Op 10 januari 2017 heeft de Rechtbank Rotterdam uitspraak gedaan in de strafzaak tegen de verdachte, die preventief gedetineerd was in de Penitentiaire Inrichting Rotterdam. De verdachte werd beschuldigd van het opzettelijk aanwezig hebben van heroïne, in vereniging met een of meer anderen. De officier van justitie, mr. J.A. Castelein, eiste bewezenverklaring van de tenlastelegging en een gevangenisstraf van 9 maanden met aftrek van voorarrest. Tijdens de zitting werd het bewijs tegen de verdachte besproken, waarbij de medeverdachte verklaarde dat hij de drugs had opgehaald en deze uit de taxi had gegooid. De rechtbank oordeelde dat, hoewel er aanwijzingen waren voor betrokkenheid van de verdachte, de bewijsmiddelen onvoldoende waren om tot een veroordeling te komen. De verdachte ontkende betrokkenheid en de rechtbank concludeerde dat het ten laste gelegde niet wettig en overtuigend bewezen kon worden. De rechtbank sprak de verdachte vrij van de tenlastelegging.

Uitspraak

Rechtbank Rotterdam

Team straf 3
Parketnummer: 10/681240-16
Datum uitspraak: 10 januari 2017
Tegenspraak
Vonnis van de rechtbank Rotterdam, meervoudige kamer voor strafzaken, in de zaak tegen de verdachte:
[naam verdachte] ,
geboren te [geboorteplaats verdachte] ( [geboorteland verdachte] ) op [geboortedatum verdachte] ,
niet ingeschreven in de basisregistratie personen,
preventief gedetineerd in de Penitentiaire Inrichting Rotterdam, locatie De Schie.
raadsvrouw mr. F. el Makhtari, advocaat te Rotterdam.

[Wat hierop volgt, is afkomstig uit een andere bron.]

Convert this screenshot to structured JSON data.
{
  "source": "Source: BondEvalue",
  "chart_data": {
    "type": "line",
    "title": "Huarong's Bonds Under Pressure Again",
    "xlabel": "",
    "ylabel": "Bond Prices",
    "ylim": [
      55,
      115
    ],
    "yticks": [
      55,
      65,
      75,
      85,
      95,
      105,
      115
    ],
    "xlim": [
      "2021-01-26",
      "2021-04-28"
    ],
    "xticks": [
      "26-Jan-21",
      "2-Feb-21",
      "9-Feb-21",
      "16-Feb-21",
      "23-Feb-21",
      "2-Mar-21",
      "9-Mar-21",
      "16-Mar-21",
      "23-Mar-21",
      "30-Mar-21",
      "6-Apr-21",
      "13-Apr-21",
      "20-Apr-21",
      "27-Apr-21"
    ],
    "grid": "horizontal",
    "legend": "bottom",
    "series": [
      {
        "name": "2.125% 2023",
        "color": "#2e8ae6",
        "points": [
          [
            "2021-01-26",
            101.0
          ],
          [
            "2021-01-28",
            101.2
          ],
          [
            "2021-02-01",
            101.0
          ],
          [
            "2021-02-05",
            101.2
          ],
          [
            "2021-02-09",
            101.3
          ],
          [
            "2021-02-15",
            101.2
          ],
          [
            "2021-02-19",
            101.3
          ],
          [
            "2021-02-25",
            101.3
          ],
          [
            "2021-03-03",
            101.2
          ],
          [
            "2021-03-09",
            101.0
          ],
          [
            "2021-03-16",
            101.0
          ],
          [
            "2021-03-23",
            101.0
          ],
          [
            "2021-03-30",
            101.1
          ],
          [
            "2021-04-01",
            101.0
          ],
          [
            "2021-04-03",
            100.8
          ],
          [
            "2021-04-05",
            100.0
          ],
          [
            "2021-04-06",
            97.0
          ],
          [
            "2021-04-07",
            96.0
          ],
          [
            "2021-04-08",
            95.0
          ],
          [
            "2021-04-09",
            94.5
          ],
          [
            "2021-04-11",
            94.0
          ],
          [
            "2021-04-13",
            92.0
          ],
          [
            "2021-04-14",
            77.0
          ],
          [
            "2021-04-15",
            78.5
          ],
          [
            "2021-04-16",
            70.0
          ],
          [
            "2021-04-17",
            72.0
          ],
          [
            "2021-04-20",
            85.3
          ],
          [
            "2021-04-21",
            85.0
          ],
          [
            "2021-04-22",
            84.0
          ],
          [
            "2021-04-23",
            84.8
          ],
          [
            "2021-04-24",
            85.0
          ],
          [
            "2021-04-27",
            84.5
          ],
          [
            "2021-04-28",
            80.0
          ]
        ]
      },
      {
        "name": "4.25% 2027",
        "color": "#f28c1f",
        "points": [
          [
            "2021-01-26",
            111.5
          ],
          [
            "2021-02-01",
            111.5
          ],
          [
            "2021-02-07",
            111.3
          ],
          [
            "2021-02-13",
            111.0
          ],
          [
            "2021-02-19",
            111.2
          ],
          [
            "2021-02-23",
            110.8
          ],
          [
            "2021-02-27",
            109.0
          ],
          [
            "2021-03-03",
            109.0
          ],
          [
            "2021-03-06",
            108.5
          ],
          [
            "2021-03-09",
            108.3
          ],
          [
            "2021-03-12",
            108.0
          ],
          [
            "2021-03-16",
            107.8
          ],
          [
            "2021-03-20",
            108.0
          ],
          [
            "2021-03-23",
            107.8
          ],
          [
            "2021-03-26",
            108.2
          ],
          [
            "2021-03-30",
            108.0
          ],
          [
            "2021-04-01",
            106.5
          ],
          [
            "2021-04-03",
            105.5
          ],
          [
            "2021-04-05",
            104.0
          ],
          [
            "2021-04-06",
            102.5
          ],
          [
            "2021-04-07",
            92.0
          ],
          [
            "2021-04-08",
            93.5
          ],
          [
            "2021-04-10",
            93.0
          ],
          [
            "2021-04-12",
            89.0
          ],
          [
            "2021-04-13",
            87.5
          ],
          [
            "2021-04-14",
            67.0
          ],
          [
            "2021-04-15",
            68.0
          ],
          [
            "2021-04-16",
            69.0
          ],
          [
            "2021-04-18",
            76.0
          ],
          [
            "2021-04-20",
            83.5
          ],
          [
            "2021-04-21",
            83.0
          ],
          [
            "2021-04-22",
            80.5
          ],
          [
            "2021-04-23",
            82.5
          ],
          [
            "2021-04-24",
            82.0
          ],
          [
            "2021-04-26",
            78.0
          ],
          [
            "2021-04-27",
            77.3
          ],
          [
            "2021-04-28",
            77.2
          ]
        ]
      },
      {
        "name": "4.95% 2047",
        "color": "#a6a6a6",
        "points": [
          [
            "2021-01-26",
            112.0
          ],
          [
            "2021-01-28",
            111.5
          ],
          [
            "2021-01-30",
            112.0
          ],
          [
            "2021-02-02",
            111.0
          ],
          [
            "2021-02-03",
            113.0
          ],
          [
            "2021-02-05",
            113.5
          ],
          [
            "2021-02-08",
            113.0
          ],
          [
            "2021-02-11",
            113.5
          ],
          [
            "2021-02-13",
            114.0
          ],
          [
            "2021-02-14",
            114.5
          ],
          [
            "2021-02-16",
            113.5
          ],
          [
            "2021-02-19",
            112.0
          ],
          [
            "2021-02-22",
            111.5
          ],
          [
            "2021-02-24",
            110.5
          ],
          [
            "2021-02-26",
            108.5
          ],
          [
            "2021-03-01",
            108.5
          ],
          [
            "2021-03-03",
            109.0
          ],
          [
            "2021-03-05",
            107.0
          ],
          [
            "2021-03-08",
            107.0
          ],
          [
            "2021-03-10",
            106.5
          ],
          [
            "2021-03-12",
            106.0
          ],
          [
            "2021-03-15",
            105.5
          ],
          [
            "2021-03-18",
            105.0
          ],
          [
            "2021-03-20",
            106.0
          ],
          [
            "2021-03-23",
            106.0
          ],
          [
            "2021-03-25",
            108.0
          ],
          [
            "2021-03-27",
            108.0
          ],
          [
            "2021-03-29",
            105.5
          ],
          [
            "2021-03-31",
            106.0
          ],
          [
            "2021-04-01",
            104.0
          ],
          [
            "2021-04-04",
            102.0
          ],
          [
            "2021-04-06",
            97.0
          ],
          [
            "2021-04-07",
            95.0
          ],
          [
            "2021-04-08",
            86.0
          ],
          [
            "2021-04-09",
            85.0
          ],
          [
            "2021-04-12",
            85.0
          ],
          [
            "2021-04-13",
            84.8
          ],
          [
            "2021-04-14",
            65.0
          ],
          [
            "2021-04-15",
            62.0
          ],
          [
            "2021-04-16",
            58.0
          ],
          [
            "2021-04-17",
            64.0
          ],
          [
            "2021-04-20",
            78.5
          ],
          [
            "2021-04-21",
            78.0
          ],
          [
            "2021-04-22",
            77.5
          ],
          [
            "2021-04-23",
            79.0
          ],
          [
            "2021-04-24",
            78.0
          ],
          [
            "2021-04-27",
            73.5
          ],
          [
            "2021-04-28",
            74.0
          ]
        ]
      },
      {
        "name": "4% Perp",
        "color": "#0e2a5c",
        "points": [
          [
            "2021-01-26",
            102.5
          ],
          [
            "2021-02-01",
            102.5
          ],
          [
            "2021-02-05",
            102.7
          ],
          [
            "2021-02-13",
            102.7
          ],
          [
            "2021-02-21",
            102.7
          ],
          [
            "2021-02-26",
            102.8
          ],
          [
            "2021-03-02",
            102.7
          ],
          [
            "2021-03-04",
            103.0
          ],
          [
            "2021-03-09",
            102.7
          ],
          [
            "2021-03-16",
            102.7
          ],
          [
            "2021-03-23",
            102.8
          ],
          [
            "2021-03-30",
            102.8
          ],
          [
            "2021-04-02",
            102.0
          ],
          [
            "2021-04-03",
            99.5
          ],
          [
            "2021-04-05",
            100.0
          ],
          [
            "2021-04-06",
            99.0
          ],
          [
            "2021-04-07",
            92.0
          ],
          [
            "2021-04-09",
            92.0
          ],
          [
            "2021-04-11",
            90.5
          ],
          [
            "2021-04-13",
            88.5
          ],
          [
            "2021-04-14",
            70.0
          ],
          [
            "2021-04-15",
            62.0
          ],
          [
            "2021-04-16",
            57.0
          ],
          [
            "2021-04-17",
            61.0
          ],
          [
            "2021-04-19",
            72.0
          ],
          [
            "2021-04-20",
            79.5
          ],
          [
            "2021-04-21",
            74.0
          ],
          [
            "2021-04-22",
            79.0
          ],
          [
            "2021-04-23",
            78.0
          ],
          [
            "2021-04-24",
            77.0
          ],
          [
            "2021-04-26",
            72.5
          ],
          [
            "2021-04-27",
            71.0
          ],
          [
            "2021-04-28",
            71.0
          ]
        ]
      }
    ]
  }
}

1.Onderzoek op de terechtzitting

Gelet is op het onderzoek op de terechtzitting van 10 januari 2017.

2.Tenlastelegging

Aan de verdachte is ten laste gelegd hetgeen is vermeld in de dagvaarding. De tekst van de tenlastelegging is als bijlage aan dit vonnis gehecht.

3.Eis officier van justitie

De officier van justitie mr. J.A. Castelein heeft gevorderd:
  • bewezenverklaring van het ten laste gelegde;
  • veroordeling van de verdachte tot een gevangenisstraf voor de duur van 9 maanden met aftrek van voorarrest.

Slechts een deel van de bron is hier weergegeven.